Sang et Or

petisaintleu

En septembre, je ne dormais pas les deux premiers soirs qui précédaient la rentrée. Allais-je me retrouver dans la même classe que Jean-Christophe ? Je savais très bien que si nous étions séparés, notre amitié disparaîtrait tout aussi vite que ce qui nous avait lié depuis le CE1. Je pourrais alors dire adieu aux bâtons de Zan, aux colliers de bonbons et aux Roudoudous apportés dans un petit sac bleu, les mêmes que ma maman avait dans un placard de la salle de bain. J'espérais aussi ne pas me retrouver dans la classe de madame Vaillant. Les grands nous avaient dit que c'était une peau de vache. Elle n'avait cure de mai 68 et des nouvelles méthodes d'apprentissage. Elle en était restée aux bonne vieilles méthodes de dressage mais j'avais déjà les mêmes à la maison.

J'intégrai la classe de monsieur Hannequin. Un jeune maître qui avait le don de mettre tout le monde à l'aise. Ce qui ne l'empêchait pas d'être exigeant et de noter sévèrement.

J'avais depuis le CP des appréciations plus qu'honorables, me hissant presque invariablement à la troisième place. Hors, un jour, j'eu la mauvaise idée de revenir à la maison avec un 4/10. Il est vrai que je n'avais pas révisé dans Lisons Lisette ; j'avais préféré me plonger dans Tistou les pouces verts et regarder les facéties de Garcimore. J'étais donc arrivé décontrachté, mais sans Tic et Tac-Tac pour l'interrogation, sûr de pouvoir m'en sortir, comme d'habitude. Manque de bol, il apparut très vite que je ne maîtrisais pas du tout le vocabulaire proposé. J'avais beau dans ma tête me dire pouce et fermer très fort les paupières pour espérer changer mentalement les définitions demandées, rien n'y faisait.

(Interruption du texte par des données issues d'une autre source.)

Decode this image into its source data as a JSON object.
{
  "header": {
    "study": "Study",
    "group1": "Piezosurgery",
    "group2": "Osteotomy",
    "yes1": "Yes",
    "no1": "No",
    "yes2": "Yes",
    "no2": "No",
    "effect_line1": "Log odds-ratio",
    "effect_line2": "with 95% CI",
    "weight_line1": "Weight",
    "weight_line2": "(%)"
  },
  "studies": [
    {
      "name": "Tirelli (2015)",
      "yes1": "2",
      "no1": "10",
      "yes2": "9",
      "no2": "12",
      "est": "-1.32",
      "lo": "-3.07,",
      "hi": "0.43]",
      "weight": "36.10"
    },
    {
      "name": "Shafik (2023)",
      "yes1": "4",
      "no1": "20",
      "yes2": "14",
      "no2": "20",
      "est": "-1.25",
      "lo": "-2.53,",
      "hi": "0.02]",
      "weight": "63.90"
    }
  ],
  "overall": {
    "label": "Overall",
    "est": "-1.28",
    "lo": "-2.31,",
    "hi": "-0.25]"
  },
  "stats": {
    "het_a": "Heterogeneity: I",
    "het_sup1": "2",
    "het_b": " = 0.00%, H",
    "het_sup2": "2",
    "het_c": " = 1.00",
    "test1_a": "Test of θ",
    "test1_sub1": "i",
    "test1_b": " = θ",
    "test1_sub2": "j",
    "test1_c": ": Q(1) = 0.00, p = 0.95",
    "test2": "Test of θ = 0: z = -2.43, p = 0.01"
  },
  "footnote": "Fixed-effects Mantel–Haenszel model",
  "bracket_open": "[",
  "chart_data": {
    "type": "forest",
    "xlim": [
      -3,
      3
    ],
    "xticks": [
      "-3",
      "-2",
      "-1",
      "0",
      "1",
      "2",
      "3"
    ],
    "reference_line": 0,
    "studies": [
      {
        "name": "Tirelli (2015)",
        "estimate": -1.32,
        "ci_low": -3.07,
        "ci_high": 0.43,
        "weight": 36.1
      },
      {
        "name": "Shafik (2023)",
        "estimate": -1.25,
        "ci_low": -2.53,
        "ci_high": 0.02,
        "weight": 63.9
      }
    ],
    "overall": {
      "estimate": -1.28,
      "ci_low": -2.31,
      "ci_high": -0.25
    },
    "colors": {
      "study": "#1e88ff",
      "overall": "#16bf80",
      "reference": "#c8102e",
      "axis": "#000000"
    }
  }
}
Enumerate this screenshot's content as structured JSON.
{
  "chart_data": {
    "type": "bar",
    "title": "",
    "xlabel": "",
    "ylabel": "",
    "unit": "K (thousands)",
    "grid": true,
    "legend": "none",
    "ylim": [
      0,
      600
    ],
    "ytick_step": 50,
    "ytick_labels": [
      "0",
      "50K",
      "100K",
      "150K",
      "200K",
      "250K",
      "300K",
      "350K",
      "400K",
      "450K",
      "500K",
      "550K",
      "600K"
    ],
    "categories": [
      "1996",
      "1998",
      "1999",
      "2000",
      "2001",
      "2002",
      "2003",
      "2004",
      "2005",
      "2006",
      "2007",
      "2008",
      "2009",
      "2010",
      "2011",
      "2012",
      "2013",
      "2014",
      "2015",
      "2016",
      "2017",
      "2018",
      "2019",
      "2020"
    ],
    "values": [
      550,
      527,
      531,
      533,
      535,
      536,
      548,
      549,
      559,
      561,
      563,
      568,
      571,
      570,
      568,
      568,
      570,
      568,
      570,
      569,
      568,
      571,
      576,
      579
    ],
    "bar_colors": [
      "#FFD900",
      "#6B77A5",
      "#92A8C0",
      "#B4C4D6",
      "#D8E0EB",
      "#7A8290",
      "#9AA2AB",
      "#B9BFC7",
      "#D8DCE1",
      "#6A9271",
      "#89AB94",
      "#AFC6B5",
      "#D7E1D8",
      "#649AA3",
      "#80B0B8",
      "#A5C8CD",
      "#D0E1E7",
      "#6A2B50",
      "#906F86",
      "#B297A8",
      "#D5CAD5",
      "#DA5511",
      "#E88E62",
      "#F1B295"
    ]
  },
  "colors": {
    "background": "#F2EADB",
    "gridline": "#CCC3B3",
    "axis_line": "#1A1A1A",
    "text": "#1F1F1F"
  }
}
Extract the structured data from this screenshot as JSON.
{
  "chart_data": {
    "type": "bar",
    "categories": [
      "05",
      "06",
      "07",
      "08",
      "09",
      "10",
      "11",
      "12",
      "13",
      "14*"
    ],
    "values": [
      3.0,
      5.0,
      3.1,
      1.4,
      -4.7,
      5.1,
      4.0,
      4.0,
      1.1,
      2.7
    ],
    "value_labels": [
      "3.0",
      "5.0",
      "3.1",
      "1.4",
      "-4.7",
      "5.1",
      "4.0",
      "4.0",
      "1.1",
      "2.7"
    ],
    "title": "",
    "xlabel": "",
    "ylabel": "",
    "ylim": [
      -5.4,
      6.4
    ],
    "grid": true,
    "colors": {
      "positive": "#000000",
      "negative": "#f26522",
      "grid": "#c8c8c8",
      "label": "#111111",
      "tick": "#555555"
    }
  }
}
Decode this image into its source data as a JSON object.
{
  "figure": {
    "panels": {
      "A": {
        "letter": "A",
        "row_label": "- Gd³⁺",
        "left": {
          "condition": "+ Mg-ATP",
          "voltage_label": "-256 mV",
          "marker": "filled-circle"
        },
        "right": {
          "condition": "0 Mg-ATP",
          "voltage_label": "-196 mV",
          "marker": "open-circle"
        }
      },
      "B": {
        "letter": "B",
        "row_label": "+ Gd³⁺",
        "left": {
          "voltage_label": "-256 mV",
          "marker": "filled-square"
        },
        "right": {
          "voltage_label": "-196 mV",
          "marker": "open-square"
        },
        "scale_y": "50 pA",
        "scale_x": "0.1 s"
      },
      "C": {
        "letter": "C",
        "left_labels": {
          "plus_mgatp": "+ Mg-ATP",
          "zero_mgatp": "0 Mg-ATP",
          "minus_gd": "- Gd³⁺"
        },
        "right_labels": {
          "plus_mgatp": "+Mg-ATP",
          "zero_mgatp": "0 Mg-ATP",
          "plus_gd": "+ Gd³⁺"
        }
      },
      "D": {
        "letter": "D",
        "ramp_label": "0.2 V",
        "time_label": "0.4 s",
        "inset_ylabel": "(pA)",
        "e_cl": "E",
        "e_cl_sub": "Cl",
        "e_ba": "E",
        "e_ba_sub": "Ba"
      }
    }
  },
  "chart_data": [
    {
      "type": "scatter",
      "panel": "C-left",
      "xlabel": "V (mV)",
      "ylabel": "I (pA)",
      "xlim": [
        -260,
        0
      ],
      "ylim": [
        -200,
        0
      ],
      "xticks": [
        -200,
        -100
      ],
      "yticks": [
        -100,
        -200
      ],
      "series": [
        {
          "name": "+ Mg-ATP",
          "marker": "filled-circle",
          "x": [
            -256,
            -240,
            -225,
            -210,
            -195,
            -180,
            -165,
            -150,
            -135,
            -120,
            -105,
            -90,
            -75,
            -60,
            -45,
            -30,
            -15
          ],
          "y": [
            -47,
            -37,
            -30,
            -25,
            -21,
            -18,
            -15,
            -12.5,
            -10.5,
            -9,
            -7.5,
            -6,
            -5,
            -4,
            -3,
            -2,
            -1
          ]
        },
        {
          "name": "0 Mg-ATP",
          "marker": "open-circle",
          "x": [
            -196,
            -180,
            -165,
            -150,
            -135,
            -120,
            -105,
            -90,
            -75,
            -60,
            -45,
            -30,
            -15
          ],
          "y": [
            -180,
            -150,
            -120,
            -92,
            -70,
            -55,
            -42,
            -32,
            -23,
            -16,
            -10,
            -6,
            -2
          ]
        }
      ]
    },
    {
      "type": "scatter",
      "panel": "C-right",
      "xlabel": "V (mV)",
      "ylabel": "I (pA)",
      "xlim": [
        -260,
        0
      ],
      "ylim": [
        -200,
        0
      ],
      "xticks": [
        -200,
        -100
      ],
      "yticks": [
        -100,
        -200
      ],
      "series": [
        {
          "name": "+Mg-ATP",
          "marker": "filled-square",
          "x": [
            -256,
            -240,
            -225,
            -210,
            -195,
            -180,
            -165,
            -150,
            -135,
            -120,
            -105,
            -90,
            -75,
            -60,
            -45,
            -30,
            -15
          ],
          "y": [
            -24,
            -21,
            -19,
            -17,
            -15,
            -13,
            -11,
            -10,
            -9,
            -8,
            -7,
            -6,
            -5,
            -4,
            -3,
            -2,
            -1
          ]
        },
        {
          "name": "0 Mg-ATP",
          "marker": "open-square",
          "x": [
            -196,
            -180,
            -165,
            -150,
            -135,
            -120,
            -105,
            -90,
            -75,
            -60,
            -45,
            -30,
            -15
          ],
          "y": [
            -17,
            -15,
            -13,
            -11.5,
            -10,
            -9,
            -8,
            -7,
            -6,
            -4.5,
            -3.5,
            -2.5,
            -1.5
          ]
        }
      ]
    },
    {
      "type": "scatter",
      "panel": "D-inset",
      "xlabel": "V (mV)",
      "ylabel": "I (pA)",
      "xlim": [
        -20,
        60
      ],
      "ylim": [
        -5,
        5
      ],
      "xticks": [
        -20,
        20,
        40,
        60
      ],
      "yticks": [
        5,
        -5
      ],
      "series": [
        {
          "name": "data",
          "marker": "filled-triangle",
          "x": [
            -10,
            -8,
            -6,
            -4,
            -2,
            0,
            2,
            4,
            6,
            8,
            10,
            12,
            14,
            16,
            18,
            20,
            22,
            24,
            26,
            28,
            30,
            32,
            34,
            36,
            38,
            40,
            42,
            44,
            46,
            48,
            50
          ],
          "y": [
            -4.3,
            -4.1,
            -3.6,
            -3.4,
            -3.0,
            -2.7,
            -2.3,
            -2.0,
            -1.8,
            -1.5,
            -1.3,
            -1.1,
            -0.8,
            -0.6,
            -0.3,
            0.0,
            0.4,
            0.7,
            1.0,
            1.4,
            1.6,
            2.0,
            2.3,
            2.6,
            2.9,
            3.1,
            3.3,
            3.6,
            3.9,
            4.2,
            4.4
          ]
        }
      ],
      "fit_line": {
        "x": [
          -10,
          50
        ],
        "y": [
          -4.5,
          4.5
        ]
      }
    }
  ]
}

Pendant une semaine, l'angoisse me tenaillait. Je pense que le soir où je rentrais pour faire signer ma copie fut le premier où une vague idée de fugue me saisit.

Heureusement pour moi, les dieux du stade me sauvèrent. Quand j'arrivai, mon papa avait déjà son blouson en cuir sur le dos et empestait l'eau de Cologne. J'avais oublié que c'était le derby Valenciennes-Lens, l'incontournable. Didier Six venait de rejoindre le chaudron pour y retrouver Dominique Leclercq.

Il jeta rapidement un œil pour me déclarer un « De toute manière, tu finiras éboueur ». Et je savais que la note serait vite oubliée ; la semaine s'écoulerait aux rythmes des commentaires sportifs. La seule de ma vie où j'ai dû aimer le foot.

Quelquefois, les mots peuvent être aussi cinglants que les coups. Et à quarante-cinq ans, je dois admettre le caractère prémonitoire de l'oracle. Cela fait vingt-cinq ans que je suis  condamné à faire les fonds de poubelles de ma boîte crânienne.